La revanche de la Gironde

Le congrès de l’Association des Maires de France (AMF) a été l’occasion de constater l’attachement des Français à leurs communes. Avec les départements, créés dès la Constituante de 1789, elles sont le socle de la République, une et indivisible. Celle-ci a le devoir d’assurer la péréquation verticale et horizontale, par le biais de dotations qui complètent les ressources des collectivités locales, placées dans l’obligation d’équilibrer leur budget de fonctionnement. Elles étaient financées, à l’origine, par les « Quatre Vieilles » qui deviendront les impôts locaux actuels. En réduisant la Dotation des Territoires Ruraux et en supprimant la Taxe d’Habitation, le président de la République s’est attaqué à deux emblèmes de l’organisation territoriale française. Les collectivités peuvent certes s’endetter pour financer l’investissement, mais l’Etat entend leur imposer une progression maximale des dépenses de 1,2% par an pour les assujettir à la discipline budgétaire européenne. Les 13 milliards d’économies programmées en cinq ans vont dépouiller les communes des ressources nécessaires à l’entretien des services publics locaux. La suppression des contrats aidés est catastrophique : 64%, dans le secteur non marchand, correspondent à des emplois qui n’auraient pas été créés sans ce dispositif. Certains compensaient par défaut l’absence de créations de postes dans la fonction publique territoriale.

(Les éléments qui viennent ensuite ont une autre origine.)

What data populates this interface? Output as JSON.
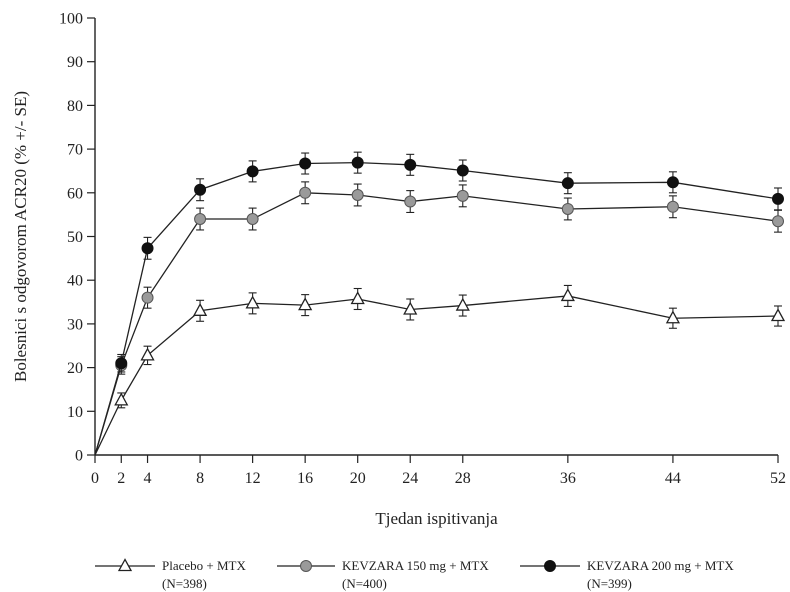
{
  "chart_data": {
    "type": "line",
    "title": "",
    "xlabel": "Tjedan ispitivanja",
    "ylabel": "Bolesnici s odgovorom ACR20 (% +/- SE)",
    "xlim": [
      0,
      52
    ],
    "ylim": [
      0,
      100
    ],
    "x_ticks": [
      0,
      2,
      4,
      8,
      12,
      16,
      20,
      24,
      28,
      36,
      44,
      52
    ],
    "y_ticks": [
      0,
      10,
      20,
      30,
      40,
      50,
      60,
      70,
      80,
      90,
      100
    ],
    "legend_position": "bottom",
    "series": [
      {
        "name": "Placebo + MTX",
        "n_label": "(N=398)",
        "marker": "open-triangle",
        "color": "#222222",
        "x": [
          0,
          2,
          4,
          8,
          12,
          16,
          20,
          24,
          28,
          36,
          44,
          52
        ],
        "values": [
          0,
          12.5,
          22.8,
          33.0,
          34.7,
          34.3,
          35.7,
          33.3,
          34.2,
          36.4,
          31.3,
          31.8
        ],
        "se": [
          0,
          1.7,
          2.1,
          2.4,
          2.4,
          2.4,
          2.4,
          2.4,
          2.4,
          2.4,
          2.3,
          2.3
        ]
      },
      {
        "name": "KEVZARA 150 mg + MTX",
        "n_label": "(N=400)",
        "marker": "grey-circle",
        "color": "#9a9a9a",
        "x": [
          0,
          2,
          4,
          8,
          12,
          16,
          20,
          24,
          28,
          36,
          44,
          52
        ],
        "values": [
          0,
          20.5,
          36.0,
          54.0,
          54.0,
          60.0,
          59.5,
          58.0,
          59.3,
          56.3,
          56.8,
          53.5
        ],
        "se": [
          0,
          2.0,
          2.4,
          2.5,
          2.5,
          2.5,
          2.5,
          2.5,
          2.5,
          2.5,
          2.5,
          2.5
        ]
      },
      {
        "name": "KEVZARA 200 mg + MTX",
        "n_label": "(N=399)",
        "marker": "black-circle",
        "color": "#111111",
        "x": [
          0,
          2,
          4,
          8,
          12,
          16,
          20,
          24,
          28,
          36,
          44,
          52
        ],
        "values": [
          0,
          21.0,
          47.3,
          60.7,
          64.9,
          66.7,
          66.9,
          66.4,
          65.1,
          62.2,
          62.4,
          58.6
        ],
        "se": [
          0,
          2.0,
          2.5,
          2.5,
          2.4,
          2.4,
          2.4,
          2.4,
          2.4,
          2.4,
          2.4,
          2.5
        ]
      }
    ]
  }
}
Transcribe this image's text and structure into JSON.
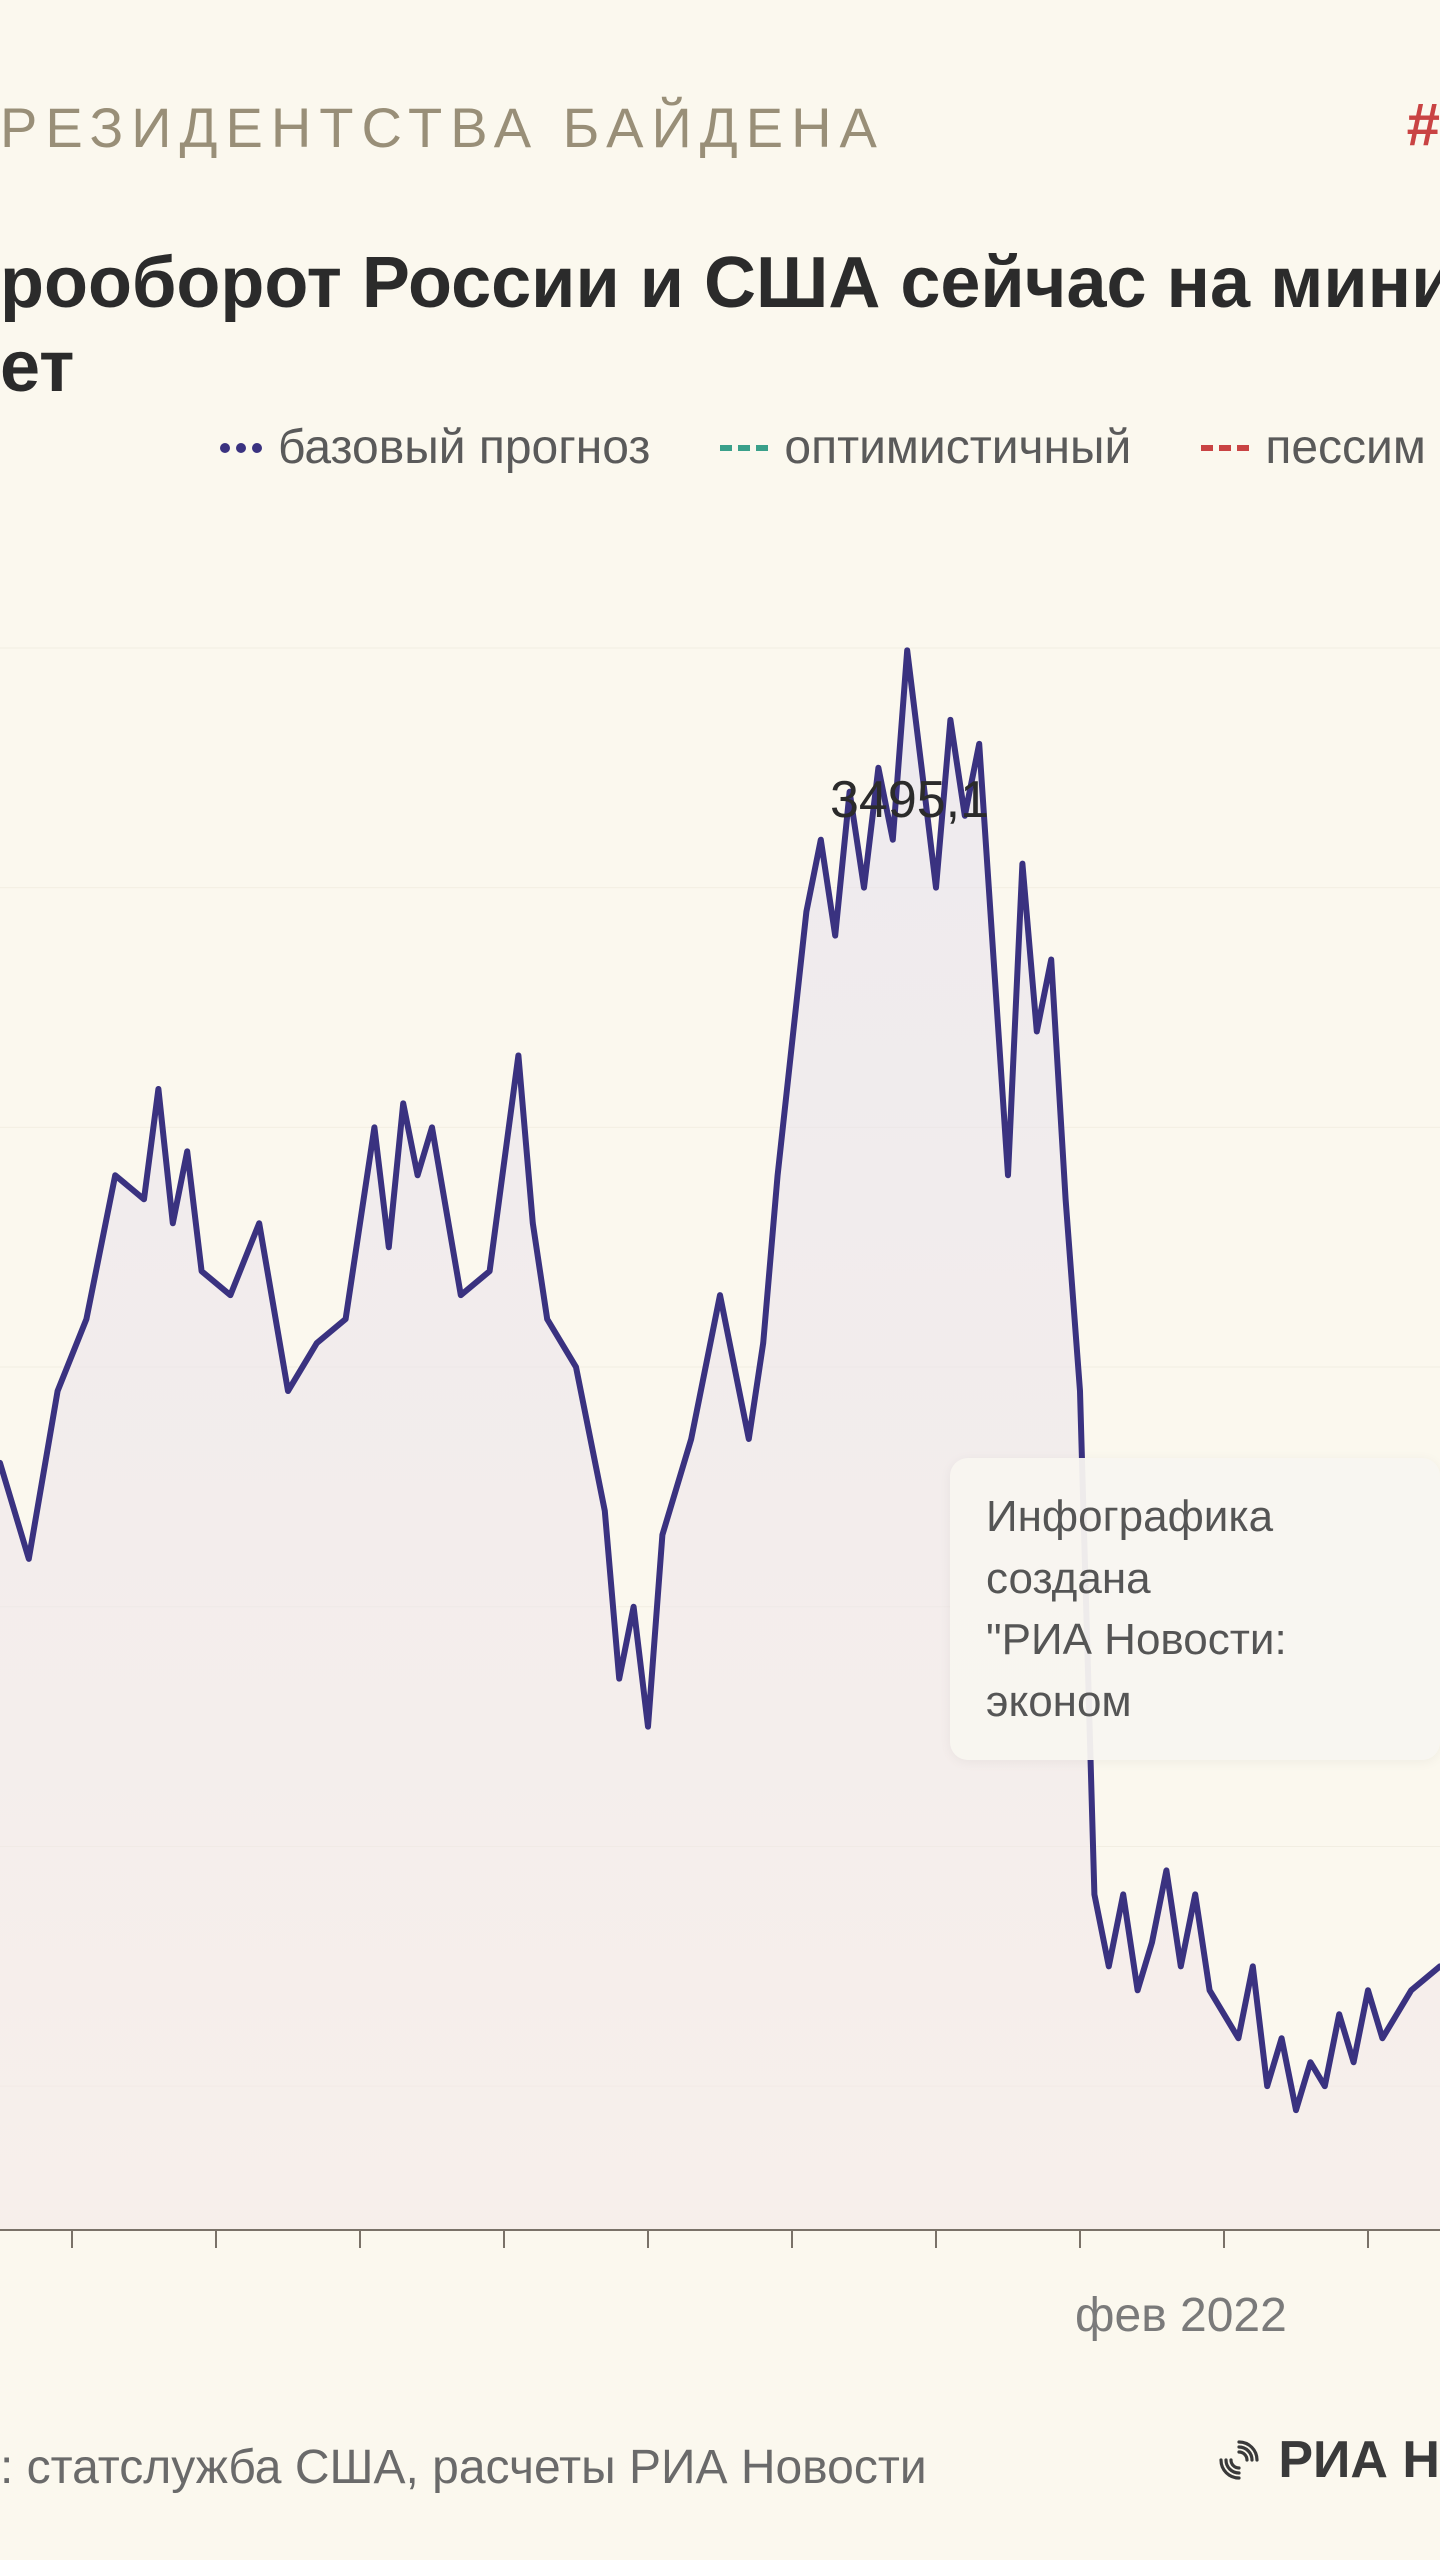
{
  "header_tag": "РЕЗИДЕНТСТВА БАЙДЕНА",
  "hash_symbol": "#",
  "title_line1": "рооборот России и США сейчас на миниму",
  "title_line2": "ет",
  "legend": {
    "base": {
      "label": "базовый прогноз",
      "color": "#3a3280"
    },
    "optimistic": {
      "label": "оптимистичный",
      "color": "#3aa08a"
    },
    "pessimistic": {
      "label": "пессим",
      "color": "#c94343"
    }
  },
  "chart": {
    "type": "area",
    "background_color": "#fbf8ee",
    "line_color": "#3a3280",
    "line_width": 6,
    "fill_color_top": "#e3dfee",
    "fill_color_bottom": "#f4e8e8",
    "fill_opacity": 0.55,
    "grid_color": "#d8d2c2",
    "axis_color": "#7a7268",
    "y_range": [
      200,
      3600
    ],
    "x_range": [
      0,
      100
    ],
    "x_tick_label": "фев 2022",
    "x_tick_position": 75,
    "x_minor_ticks": [
      5,
      15,
      25,
      35,
      45,
      55,
      65,
      75,
      85,
      95
    ],
    "peak_label": "3495,1",
    "peak_x": 63,
    "peak_y": 3495.1,
    "series": [
      [
        0,
        1800
      ],
      [
        2,
        1600
      ],
      [
        4,
        1950
      ],
      [
        6,
        2100
      ],
      [
        8,
        2400
      ],
      [
        10,
        2350
      ],
      [
        11,
        2580
      ],
      [
        12,
        2300
      ],
      [
        13,
        2450
      ],
      [
        14,
        2200
      ],
      [
        16,
        2150
      ],
      [
        18,
        2300
      ],
      [
        20,
        1950
      ],
      [
        22,
        2050
      ],
      [
        24,
        2100
      ],
      [
        26,
        2500
      ],
      [
        27,
        2250
      ],
      [
        28,
        2550
      ],
      [
        29,
        2400
      ],
      [
        30,
        2500
      ],
      [
        32,
        2150
      ],
      [
        34,
        2200
      ],
      [
        36,
        2650
      ],
      [
        37,
        2300
      ],
      [
        38,
        2100
      ],
      [
        40,
        2000
      ],
      [
        42,
        1700
      ],
      [
        43,
        1350
      ],
      [
        44,
        1500
      ],
      [
        45,
        1250
      ],
      [
        46,
        1650
      ],
      [
        48,
        1850
      ],
      [
        50,
        2150
      ],
      [
        52,
        1850
      ],
      [
        53,
        2050
      ],
      [
        54,
        2400
      ],
      [
        56,
        2950
      ],
      [
        57,
        3100
      ],
      [
        58,
        2900
      ],
      [
        59,
        3200
      ],
      [
        60,
        3000
      ],
      [
        61,
        3250
      ],
      [
        62,
        3100
      ],
      [
        63,
        3495
      ],
      [
        64,
        3250
      ],
      [
        65,
        3000
      ],
      [
        66,
        3350
      ],
      [
        67,
        3150
      ],
      [
        68,
        3300
      ],
      [
        69,
        2850
      ],
      [
        70,
        2400
      ],
      [
        71,
        3050
      ],
      [
        72,
        2700
      ],
      [
        73,
        2850
      ],
      [
        74,
        2350
      ],
      [
        75,
        1950
      ],
      [
        76,
        900
      ],
      [
        77,
        750
      ],
      [
        78,
        900
      ],
      [
        79,
        700
      ],
      [
        80,
        800
      ],
      [
        81,
        950
      ],
      [
        82,
        750
      ],
      [
        83,
        900
      ],
      [
        84,
        700
      ],
      [
        86,
        600
      ],
      [
        87,
        750
      ],
      [
        88,
        500
      ],
      [
        89,
        600
      ],
      [
        90,
        450
      ],
      [
        91,
        550
      ],
      [
        92,
        500
      ],
      [
        93,
        650
      ],
      [
        94,
        550
      ],
      [
        95,
        700
      ],
      [
        96,
        600
      ],
      [
        98,
        700
      ],
      [
        100,
        750
      ]
    ]
  },
  "tooltip": {
    "line1": "Инфографика создана",
    "line2": "\"РИА Новости: эконом"
  },
  "source": ": статслужба США, расчеты РИА Новости",
  "logo_text": "РИА Н",
  "colors": {
    "bg": "#fbf8ee",
    "tag": "#998f78",
    "title": "#2b2b2b",
    "legend_text": "#5a5a5a",
    "source_text": "#6a6a6a"
  }
}
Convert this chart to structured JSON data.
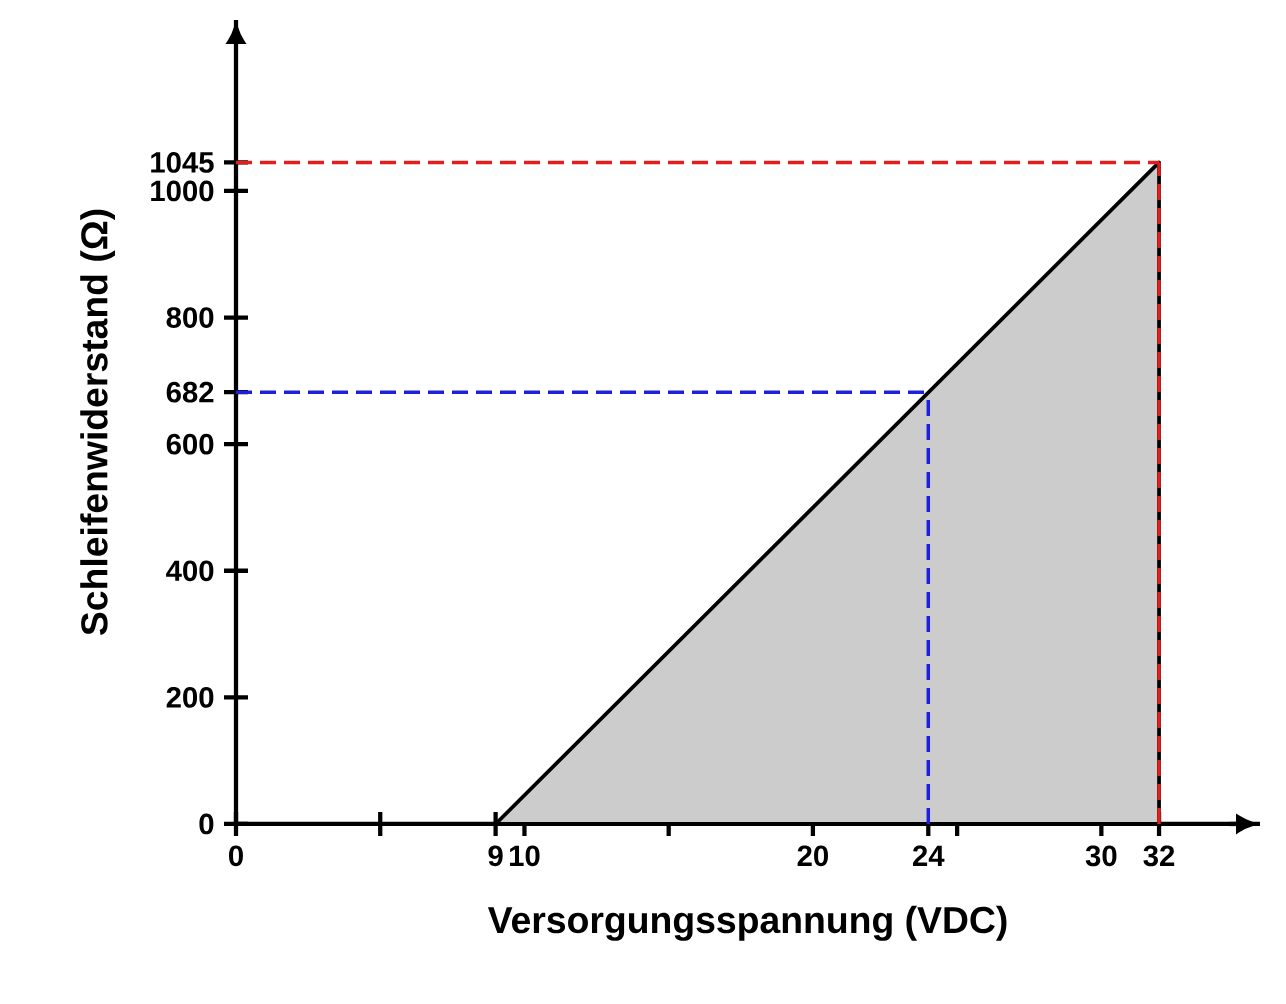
{
  "chart_data": {
    "type": "area",
    "xlabel": "Versorgungsspannung (VDC)",
    "ylabel": "Schleifenwiderstand (Ω)",
    "xlim": [
      0,
      35.5
    ],
    "ylim": [
      0,
      1270
    ],
    "xticks": [
      0,
      {
        "value": 5,
        "label": null
      },
      9,
      10,
      {
        "value": 15,
        "label": null
      },
      20,
      24,
      {
        "value": 25,
        "label": null
      },
      30,
      32
    ],
    "yticks": [
      0,
      200,
      400,
      600,
      682,
      800,
      1000,
      1045
    ],
    "series": [
      {
        "color": "#cccccc",
        "x": [
          9,
          32
        ],
        "values": [
          0,
          1045
        ]
      }
    ],
    "ref_lines": [
      {
        "axis": "y",
        "value": 682,
        "color": "#1f1fe0",
        "line_style": "dashed"
      },
      {
        "axis": "x",
        "value": 24,
        "color": "#1f1fe0",
        "line_style": "dashed"
      },
      {
        "axis": "y",
        "value": 1045,
        "color": "#e01f1f",
        "line_style": "dashed"
      },
      {
        "axis": "x",
        "value": 32,
        "color": "#e01f1f",
        "line_style": "dashed"
      }
    ],
    "grid": false
  }
}
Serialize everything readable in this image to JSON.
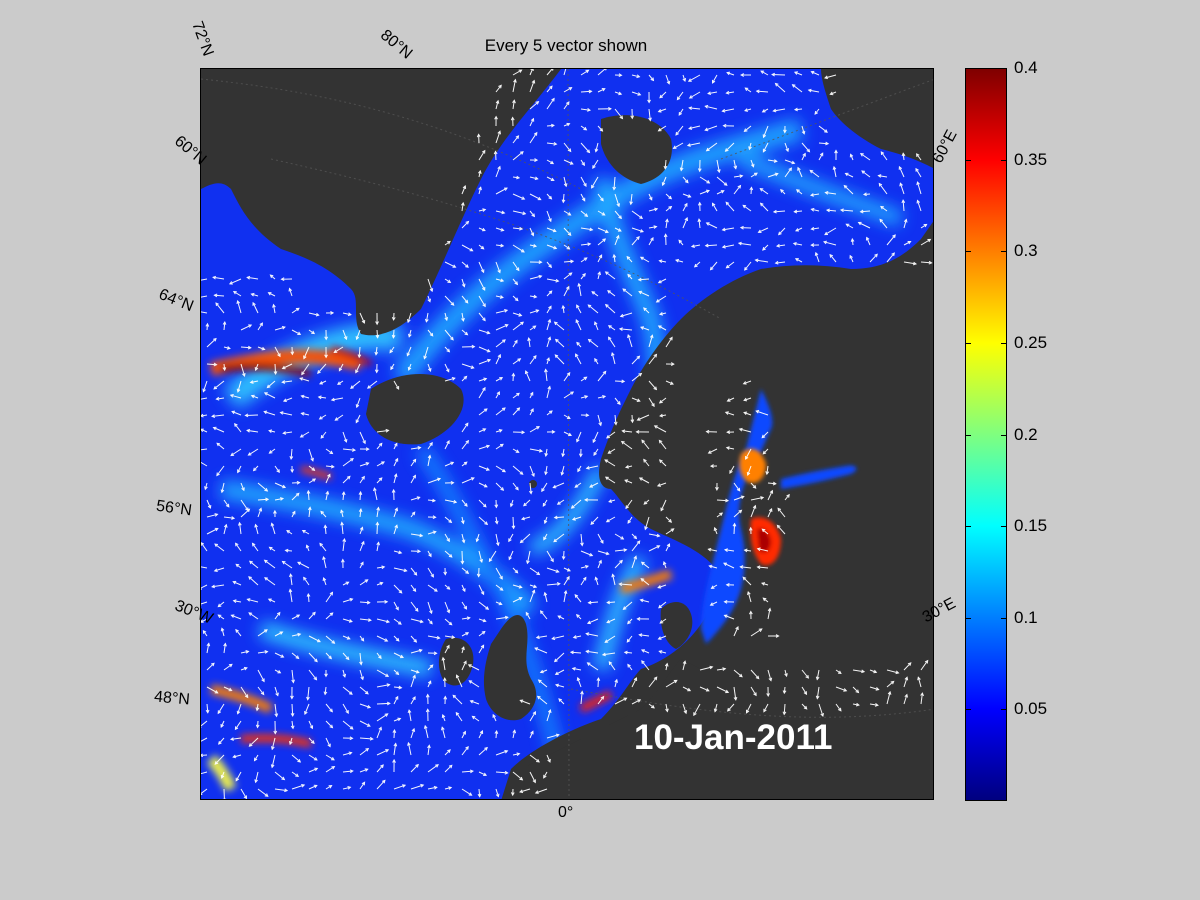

D’aucun invoque les doublons avec le niveau régional, pour justifier une telle austérité, sans oser assumer leur tentation de supprimer départements et communes. Tel est pourtant la logique du projet de décentralisation que portent les héritiers de la Gironde, dont le Premier ministre s’est explicitement réclamé lors de son discours d’investiture. Devant l’AMF, le chef de l’Etat lui-même a clairement évoqué sa préférence pour une organisation territoriale s’ordonnant autour des métropoles (se substituant progressivement aux départements) et des régions. Elle s’accompagnerait d’une refonte de la fiscalité locale, qu’il a demandé à  la Conférence Nationale des Territoires de préparer. Prétendant laisser cours à l’initiative locale, Emmanuel Macron propose une révision de l’article 72 de la constitution pour favoriser à cet effet le regroupement volontaire de communes. Dans les Conseils régionaux, des rapports votés en commission préparent d’ores-et-déjà l’avènement d’une Europe des régions, dotées d’une diplomatie et organisée autour de grandes métropoles (reliées par ces LGV si controversées…). Un tel projet nécessite à l’évidence de piétiner les strates fondatrices de la République : l’Etat, les départements et les communes.

Cette Europe ordo-fédérale des Länders ne doit pas représenter le seul horizon de la construction européenne. Elle s’oppose clairement à la fédération des Etats-nations défendue par les partisans de la République.